Lingkaran Rindu di Ujung Senja -->

Header Menu

Lingkaran Rindu di Ujung Senja

Bang Ancis
Saturday, January 18, 2014

Aku menulis ini, bukan dalam serpihan terakhir permainan kata-kataku. Ini adalah sengketa dalam sajakku, yang memelukku dan mengajakku untuk kembali pada suatu masa yang berlalu, telah terlewatkan berdetik-detik lamanya.

Lalu aku bisu, tertuju kepada rindu. Cerita berdimensi waktu!

Hari ini, dalam sejuknya kalbuku, aku memerintahkan kaki ini menuju pelupuk matahari yang sebentar lagi berlabuh bersama “dia”. Senja khatulistiwa, senja termanis sejarah peradaban hidupku yang telah membawaku dalam lingkaran rindu terluhur hingga kini, hingga aku terlelap dalam khayalan bersamamu dalam mimpi.

Kini, terowongan sengit tempatku berpijak menuju ambang senja. Mungkin sangat melelahkan bagi sebagian orang namun sangat menceriakan bagiku sebab telah pupus terbunuh letih dan dogma mencintai bergulir semanja angin serta retorika mulai tebar menebar dalam buih-buih bening kelopak berisitilah air mata. Air mata termasyhur sedunia. Sebab ini cinta, mencintai dengan sederhana dalam segala cerita, dengan sentuhan tanpa niat menyakiti.

Lingkaran Rindu di Ujung Senja

Hari ini dalam angkuhnya semesta membawa aku dan kamu. Kita. Saling melewatkan mentari.  Tak terpaku, juga tak berbagi. Terikat dalam kesamaan juga keterpaduan. Mencintai akhir dari matahari.

Kita sama kekasih, sepotong kenangan yang berjumpa lupa lalu saling merindukan. Kita tersiksa oleh kenangan, jika menyakiti semoga mungkin dalam rasa yang meresahkan ini, kita bisa saling merangkul, memuja dan memuliakan rasa tertinggi. Cinta.

Berdetik-detik lalu bukanlah hal yang lama, termasuk ketika kau bersembunyi dalam waktu. Taukah kau? kau melupakan bahwa aku adalah selimut itu. Di bawah rerimbunan pohon bambu, dalam selang-selang bernapasnya aku. Aku bersajak sendiri. Sambil menunggu ambang senja yang sebentar lagi datang menyapa kita berdua.

Ini sungguh diam sebab kau telah meninggalkanku dalam bekas berjarak. Terkadang menyiksa namun mengisyaratkan detak terkahir dalam luasnya semesta. Menawarkan aku siksa rindu tanpa batas dengan kamu si pemilik sajak terlukis rindu.

Hai penguasa hatiku, pemilik rinduku. Bisakah kita reuni senja dalam lingkaran pelukan? Bisakah kita saling menemukan dalam gelap, sedang kita menatap hanya hitam dan pekat? Bisakah! Bicaralah. Jangan biarkan jarak menjadikan kita bisu dan memendam rindu.

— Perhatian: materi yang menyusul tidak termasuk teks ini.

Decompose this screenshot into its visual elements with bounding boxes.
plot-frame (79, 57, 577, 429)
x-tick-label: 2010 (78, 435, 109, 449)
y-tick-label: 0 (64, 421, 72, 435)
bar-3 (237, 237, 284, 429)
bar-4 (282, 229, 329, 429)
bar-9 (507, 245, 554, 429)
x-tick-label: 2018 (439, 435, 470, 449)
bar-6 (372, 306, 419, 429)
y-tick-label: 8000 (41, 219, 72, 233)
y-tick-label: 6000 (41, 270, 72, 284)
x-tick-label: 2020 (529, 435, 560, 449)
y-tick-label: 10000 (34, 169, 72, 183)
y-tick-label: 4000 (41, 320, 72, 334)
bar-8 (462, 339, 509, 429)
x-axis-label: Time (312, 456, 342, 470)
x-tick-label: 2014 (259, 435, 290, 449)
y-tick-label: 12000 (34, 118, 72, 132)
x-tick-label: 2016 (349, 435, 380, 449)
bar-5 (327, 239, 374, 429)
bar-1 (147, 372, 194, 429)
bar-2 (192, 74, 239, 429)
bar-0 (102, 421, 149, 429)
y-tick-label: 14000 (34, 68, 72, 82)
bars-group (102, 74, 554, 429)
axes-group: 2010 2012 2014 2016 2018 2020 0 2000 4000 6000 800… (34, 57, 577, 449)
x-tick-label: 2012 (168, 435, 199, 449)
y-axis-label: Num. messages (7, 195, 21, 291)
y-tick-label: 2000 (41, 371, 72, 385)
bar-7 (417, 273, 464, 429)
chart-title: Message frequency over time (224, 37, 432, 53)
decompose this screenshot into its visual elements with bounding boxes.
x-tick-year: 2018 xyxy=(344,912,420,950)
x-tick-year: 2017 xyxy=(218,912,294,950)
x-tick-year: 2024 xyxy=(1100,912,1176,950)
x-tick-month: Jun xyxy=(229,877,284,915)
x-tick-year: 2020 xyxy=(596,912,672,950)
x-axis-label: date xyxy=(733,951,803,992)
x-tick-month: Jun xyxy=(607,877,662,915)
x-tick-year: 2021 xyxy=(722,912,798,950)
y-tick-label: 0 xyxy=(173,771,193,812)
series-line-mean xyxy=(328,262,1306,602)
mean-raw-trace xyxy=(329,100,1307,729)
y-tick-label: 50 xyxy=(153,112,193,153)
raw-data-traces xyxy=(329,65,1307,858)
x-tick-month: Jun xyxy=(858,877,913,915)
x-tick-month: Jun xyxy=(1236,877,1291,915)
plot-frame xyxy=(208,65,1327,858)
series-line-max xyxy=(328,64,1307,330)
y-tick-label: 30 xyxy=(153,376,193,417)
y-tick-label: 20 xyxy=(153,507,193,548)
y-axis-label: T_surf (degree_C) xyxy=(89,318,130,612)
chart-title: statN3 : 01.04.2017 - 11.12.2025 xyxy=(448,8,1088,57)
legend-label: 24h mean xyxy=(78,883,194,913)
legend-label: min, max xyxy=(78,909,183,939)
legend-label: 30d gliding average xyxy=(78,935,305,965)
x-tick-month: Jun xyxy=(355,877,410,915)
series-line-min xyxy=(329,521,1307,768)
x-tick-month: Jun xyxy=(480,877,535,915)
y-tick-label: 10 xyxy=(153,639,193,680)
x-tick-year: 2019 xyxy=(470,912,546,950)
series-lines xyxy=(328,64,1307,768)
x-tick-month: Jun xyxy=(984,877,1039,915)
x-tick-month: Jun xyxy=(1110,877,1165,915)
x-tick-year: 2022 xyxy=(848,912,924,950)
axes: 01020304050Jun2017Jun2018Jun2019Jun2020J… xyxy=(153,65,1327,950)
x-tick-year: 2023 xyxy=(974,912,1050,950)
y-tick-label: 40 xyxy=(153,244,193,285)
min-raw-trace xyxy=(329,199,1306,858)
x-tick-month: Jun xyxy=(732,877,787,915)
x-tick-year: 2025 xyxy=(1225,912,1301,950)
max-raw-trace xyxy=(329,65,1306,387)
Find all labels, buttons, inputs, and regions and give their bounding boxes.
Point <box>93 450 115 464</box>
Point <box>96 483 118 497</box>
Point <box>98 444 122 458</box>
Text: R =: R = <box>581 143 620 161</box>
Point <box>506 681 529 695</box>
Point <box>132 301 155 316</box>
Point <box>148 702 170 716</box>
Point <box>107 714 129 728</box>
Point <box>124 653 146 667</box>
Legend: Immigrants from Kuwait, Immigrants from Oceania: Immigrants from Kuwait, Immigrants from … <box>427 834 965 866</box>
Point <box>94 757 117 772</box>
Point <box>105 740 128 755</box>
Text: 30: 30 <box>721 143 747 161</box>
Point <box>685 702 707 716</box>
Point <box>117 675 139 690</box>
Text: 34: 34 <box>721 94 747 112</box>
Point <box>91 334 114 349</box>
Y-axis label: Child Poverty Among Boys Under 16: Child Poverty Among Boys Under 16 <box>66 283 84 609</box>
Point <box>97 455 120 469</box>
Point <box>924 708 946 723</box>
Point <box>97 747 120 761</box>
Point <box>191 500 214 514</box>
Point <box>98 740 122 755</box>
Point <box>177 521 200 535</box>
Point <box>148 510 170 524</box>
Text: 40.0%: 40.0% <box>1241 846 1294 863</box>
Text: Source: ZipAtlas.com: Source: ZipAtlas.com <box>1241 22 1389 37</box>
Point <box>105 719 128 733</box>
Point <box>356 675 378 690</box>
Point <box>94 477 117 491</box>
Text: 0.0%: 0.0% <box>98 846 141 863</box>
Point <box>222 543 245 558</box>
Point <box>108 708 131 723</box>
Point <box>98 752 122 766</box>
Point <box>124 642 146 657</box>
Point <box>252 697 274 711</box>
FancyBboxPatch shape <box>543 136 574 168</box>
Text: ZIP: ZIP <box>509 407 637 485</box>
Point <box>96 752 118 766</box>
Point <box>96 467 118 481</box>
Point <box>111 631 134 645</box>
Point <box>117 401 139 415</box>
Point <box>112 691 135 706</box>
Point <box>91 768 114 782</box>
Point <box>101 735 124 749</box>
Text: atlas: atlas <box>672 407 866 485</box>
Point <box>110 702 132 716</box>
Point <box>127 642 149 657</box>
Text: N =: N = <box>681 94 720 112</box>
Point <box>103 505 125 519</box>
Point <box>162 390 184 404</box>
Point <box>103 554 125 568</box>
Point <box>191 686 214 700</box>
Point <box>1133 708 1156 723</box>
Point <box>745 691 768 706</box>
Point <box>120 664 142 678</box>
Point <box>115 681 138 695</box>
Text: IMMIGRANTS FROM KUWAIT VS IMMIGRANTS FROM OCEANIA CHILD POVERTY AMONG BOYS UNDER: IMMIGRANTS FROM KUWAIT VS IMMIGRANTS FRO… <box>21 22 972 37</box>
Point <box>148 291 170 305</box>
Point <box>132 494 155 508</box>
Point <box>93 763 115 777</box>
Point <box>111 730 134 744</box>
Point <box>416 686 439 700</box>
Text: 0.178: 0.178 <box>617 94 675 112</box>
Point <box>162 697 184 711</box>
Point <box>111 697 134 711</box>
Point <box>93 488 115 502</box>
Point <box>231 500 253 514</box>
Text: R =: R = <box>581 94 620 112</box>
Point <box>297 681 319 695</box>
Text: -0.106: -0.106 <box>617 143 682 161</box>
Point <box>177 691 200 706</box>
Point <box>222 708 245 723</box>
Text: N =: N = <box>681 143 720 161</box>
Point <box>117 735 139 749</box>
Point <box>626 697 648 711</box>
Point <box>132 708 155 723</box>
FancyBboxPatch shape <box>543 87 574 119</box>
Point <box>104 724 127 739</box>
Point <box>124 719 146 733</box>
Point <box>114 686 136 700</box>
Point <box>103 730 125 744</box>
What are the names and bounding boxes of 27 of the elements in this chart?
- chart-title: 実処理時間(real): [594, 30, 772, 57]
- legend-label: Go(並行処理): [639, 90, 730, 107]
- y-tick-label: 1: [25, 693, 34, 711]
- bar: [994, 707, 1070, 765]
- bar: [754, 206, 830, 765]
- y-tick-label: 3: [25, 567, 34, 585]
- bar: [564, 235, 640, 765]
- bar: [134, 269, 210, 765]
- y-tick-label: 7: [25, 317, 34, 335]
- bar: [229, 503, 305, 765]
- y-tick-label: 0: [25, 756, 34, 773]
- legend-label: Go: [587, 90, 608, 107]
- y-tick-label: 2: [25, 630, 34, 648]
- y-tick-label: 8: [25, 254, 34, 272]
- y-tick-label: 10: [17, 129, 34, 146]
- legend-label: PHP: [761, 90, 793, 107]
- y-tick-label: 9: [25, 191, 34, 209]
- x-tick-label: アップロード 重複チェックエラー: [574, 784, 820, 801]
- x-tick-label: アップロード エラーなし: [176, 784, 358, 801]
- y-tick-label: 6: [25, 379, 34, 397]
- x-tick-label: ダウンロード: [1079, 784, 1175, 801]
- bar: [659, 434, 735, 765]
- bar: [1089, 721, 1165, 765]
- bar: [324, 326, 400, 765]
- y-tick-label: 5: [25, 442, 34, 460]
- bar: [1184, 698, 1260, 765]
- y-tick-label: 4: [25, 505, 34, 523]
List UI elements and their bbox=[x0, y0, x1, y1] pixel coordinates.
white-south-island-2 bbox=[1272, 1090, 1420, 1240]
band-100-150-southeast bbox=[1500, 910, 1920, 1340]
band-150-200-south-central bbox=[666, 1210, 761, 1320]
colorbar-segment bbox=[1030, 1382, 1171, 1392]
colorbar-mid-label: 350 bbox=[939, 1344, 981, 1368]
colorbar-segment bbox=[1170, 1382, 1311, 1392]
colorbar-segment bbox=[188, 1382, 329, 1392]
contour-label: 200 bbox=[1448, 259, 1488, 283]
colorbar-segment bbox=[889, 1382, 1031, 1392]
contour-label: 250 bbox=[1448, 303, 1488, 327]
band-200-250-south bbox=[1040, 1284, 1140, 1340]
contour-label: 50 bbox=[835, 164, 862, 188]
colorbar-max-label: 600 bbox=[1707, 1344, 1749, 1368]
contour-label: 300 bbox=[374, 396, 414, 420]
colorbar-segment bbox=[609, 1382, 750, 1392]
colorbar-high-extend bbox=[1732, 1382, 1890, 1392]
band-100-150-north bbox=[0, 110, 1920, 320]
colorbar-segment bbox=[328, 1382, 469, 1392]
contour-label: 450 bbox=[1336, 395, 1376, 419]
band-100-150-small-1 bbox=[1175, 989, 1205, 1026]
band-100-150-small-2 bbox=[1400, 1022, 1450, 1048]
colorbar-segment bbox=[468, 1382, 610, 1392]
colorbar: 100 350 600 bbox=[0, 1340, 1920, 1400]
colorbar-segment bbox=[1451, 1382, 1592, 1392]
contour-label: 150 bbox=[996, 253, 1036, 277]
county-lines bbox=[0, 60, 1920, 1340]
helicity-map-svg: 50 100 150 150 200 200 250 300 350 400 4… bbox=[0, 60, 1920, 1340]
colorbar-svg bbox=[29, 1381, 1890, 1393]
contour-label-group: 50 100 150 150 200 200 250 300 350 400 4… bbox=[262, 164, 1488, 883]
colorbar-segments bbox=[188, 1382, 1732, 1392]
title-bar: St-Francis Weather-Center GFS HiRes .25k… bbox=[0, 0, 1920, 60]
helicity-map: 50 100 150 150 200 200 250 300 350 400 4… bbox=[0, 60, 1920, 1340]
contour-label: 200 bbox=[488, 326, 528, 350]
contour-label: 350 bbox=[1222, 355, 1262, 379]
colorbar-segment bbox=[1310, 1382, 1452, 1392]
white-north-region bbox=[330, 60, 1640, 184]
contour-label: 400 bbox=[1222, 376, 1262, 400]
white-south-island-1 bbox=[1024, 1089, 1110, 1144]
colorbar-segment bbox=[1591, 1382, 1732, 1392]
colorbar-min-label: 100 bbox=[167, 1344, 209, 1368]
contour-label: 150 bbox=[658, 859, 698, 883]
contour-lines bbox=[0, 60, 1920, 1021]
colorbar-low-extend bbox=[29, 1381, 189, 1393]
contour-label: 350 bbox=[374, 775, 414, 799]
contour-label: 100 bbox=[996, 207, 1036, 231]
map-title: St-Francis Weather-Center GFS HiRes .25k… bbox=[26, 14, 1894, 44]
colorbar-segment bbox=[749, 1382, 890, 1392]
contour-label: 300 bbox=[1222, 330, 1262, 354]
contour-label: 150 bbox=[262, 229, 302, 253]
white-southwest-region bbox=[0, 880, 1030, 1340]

Ah, telah kau padamkan aku. Ternyata kau bisu, tak mampu menuntun aku yang buta akan perjalanan kisah senja terakhir telaga khatulistiwa kita. Karena disana kita pernah bersabda tentang rindu tanpa jeda, tentang kisah yang belum punah.

Dan terakhir...

Semampuku aku menggores kertas putih ini, menulis sisi puitis dari romantika rindu. Aku luka kekasih. Kau dahulu yang menjadi primadona dalam puisiku meninggalkan jejak berbekas air mata. Taukah kau? Jika aku melingkar dalam gulungan sepi yang menusukku tajam.

Aku terluka kekasih, peluk aku kini dalam sajakku juga dalam dinginnya hujan yang meredakan piluku. Aku rindu.

Jenguk aku kekasih bila sakitku itu adalah rindu.